What type work load is suitable for BLU
Analytic workload is what BLU like to address. NOT for the OLTP environment .
BLU Design Principles – 7 Big ideas
- Simplicity and Ease of Use: DB2 with Standard SQL support. No need for change SQL code or application.
- Extreme Compression: DB2 use Huffman encoding to compress the data.
- Column Organized Tables: Data storage and retrieval is optimal for queries that touch fewer columns
- Data Skipping: Efficiently ignores data in a column that is not required
- Core-friendly Parallelism
- Parallel Vector Processing: Multi-core and SIMD (Single Instruction Multiple Data) parallelism
- Scan-friendly Memory Caching: New algorism to keep the HOT data in the memory.
Big Idea1: Simplicity and Ease of Use
- Require automatic storage
- SET DB2_WORKLOAD=ANALYTICS –> This will make all the table created by default as columnar store and set the below register key
- Instance Parameter INTRA_PARALLEL=YES Enables intra-partition parallelism
- Database Parameter DFT_TABLE_ORG=COLUMN
- DFT_DEGREE=ANY : Enables intra-partition parallelism to use all detected cores
- PAGESIZE=32768 : Default page size for table space or buffer pool if not specified
- DFT_EXTENT_SZ=4 : The default extent size for a table space
- SORTHEAP=[default+n] : Private sort heap [set higher than the default]
- SHEAPTHRES_SHR=[default+n] : Shared sort heap [set higher than the default]
- UTIL_HEAP_SZ=[default+n] : Utility heap [set higher than the default]
- CATALOGCACHE_SZ=[default+n] : System catalog cache usage of the dbheap [set higher than the default]
- AUTO_REORG=ON : Enables automatic REORGs for space reclamation
- WLM objects : are created and set to maximize throughput
- Still support organize by row table in the columnar store database
- db2convert utility to convert table from row base to column base.
Big Idea2: BLU Compression -use Huffman encoding
- Variable number of bits of each char depends upon frequency verse non compression always use the 8 bits for each char. This dramatically reduce the size of the data.
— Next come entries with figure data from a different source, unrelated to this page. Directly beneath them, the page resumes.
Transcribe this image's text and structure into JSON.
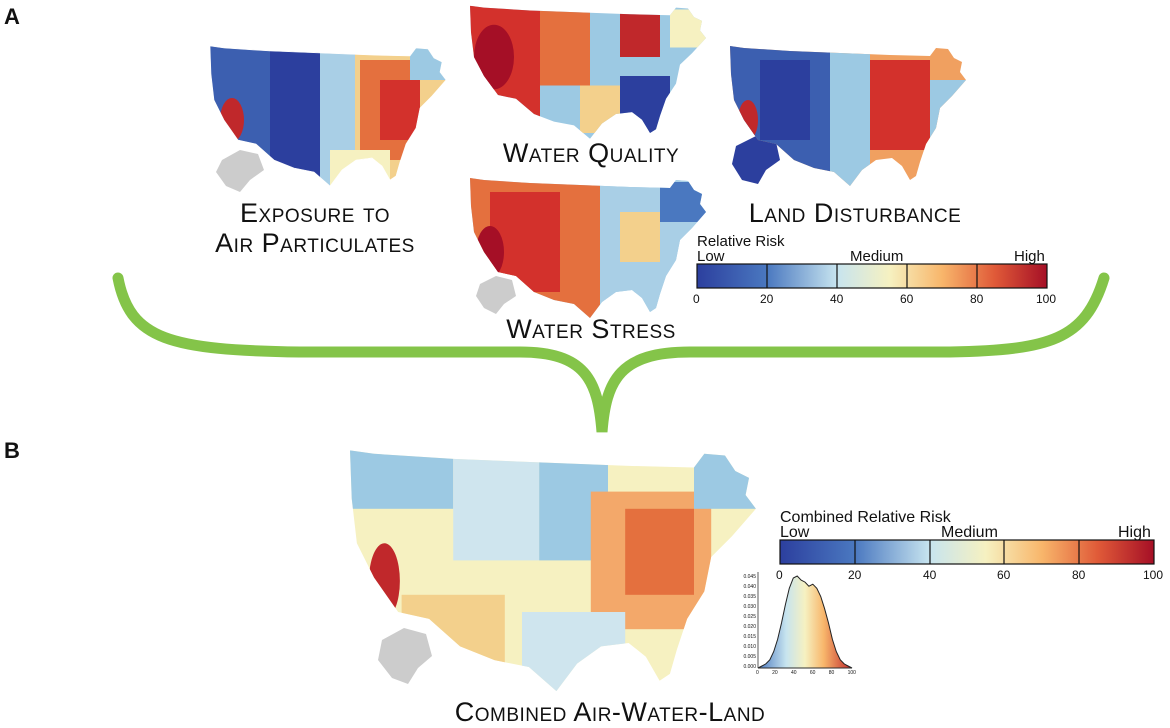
{
  "panels": {
    "a": {
      "letter": "A"
    },
    "b": {
      "letter": "B"
    }
  },
  "maps": {
    "air": {
      "title_line1": "Exposure to",
      "title_line2": "Air Particulates",
      "dominant": "mixed-blue-west"
    },
    "water_quality": {
      "title": "Water Quality",
      "dominant": "red-west"
    },
    "land": {
      "title": "Land Disturbance",
      "dominant": "mixed"
    },
    "water_stress": {
      "title": "Water Stress",
      "dominant": "red-west"
    },
    "combined": {
      "title": "Combined Air-Water-Land",
      "dominant": "yellow-orange"
    }
  },
  "legend_a": {
    "title": "Relative Risk",
    "low": "Low",
    "medium": "Medium",
    "high": "High",
    "ticks": [
      "0",
      "20",
      "40",
      "60",
      "80",
      "100"
    ]
  },
  "legend_b": {
    "title": "Combined Relative Risk",
    "low": "Low",
    "medium": "Medium",
    "high": "High",
    "ticks": [
      "0",
      "20",
      "40",
      "60",
      "80",
      "100"
    ]
  },
  "histogram": {
    "y_ticks": [
      "0.045",
      "0.040",
      "0.035",
      "0.030",
      "0.025",
      "0.020",
      "0.015",
      "0.010",
      "0.005",
      "0.000"
    ],
    "x_ticks": [
      "0",
      "20",
      "40",
      "60",
      "80",
      "100"
    ],
    "density": [
      0.0,
      0.001,
      0.002,
      0.004,
      0.008,
      0.014,
      0.022,
      0.031,
      0.039,
      0.044,
      0.045,
      0.043,
      0.042,
      0.04,
      0.041,
      0.039,
      0.035,
      0.029,
      0.022,
      0.014,
      0.008,
      0.004,
      0.002,
      0.001,
      0.0
    ]
  },
  "colors": {
    "scale": [
      "#2c3f9e",
      "#4a78c0",
      "#9cc9e3",
      "#f4f1c6",
      "#f8c679",
      "#f08a4b",
      "#d3312c",
      "#a50f26"
    ],
    "bracket": "#84c449",
    "alaska_gray": "#cccccc"
  }
}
- Deco the data with B-tree
- Late Materialization – Ability to operate on the data while it is still compressed .
Encoded values do not need to be decompressed during evaluation
(Predicate examples: =, <>,<, >, >=, <=, between, etc.)
Column Organized Tables
Create the columnar table –> Load data .
During the load, analyze phase would put the data into the columnar table and create the synopsis table.
In the traditional Non BLU env, we would like to batch the load process, however, in the BLU, we should try to fetch as much as data in the first load so the DB2 engine can create the most tightly columnar table and synopsis table for look up.
- NO index, MQT table.MDC are needed. DB2 would create the internal index but no need to reorg.
- If the DB2_WORKLOAD=ANALYTICS , DB2 would automatically reclaim the space upon the delete.
- NO RUNSTATS
- REORG command can be used to reclaim the space in the columnar table manually.
Each (logical ) core can process individual column in the single query until CTQ operator ( in the query plan).
Parallel Vector Processing –> SIMD
Modern CPU feature SIMD ( Single Instruction Multiple Data)
DB2 BLU has new algorism to maintain HOT data in the memory. Each columnar table has correspond synopsis table. With absence of the index, db2 use synopsis table to access data to achieve the data skipping.
Data studio enhancement
Data studio 4.1 can be used to analysis whether the row table is suitable for columnar table and how much space it will be saved.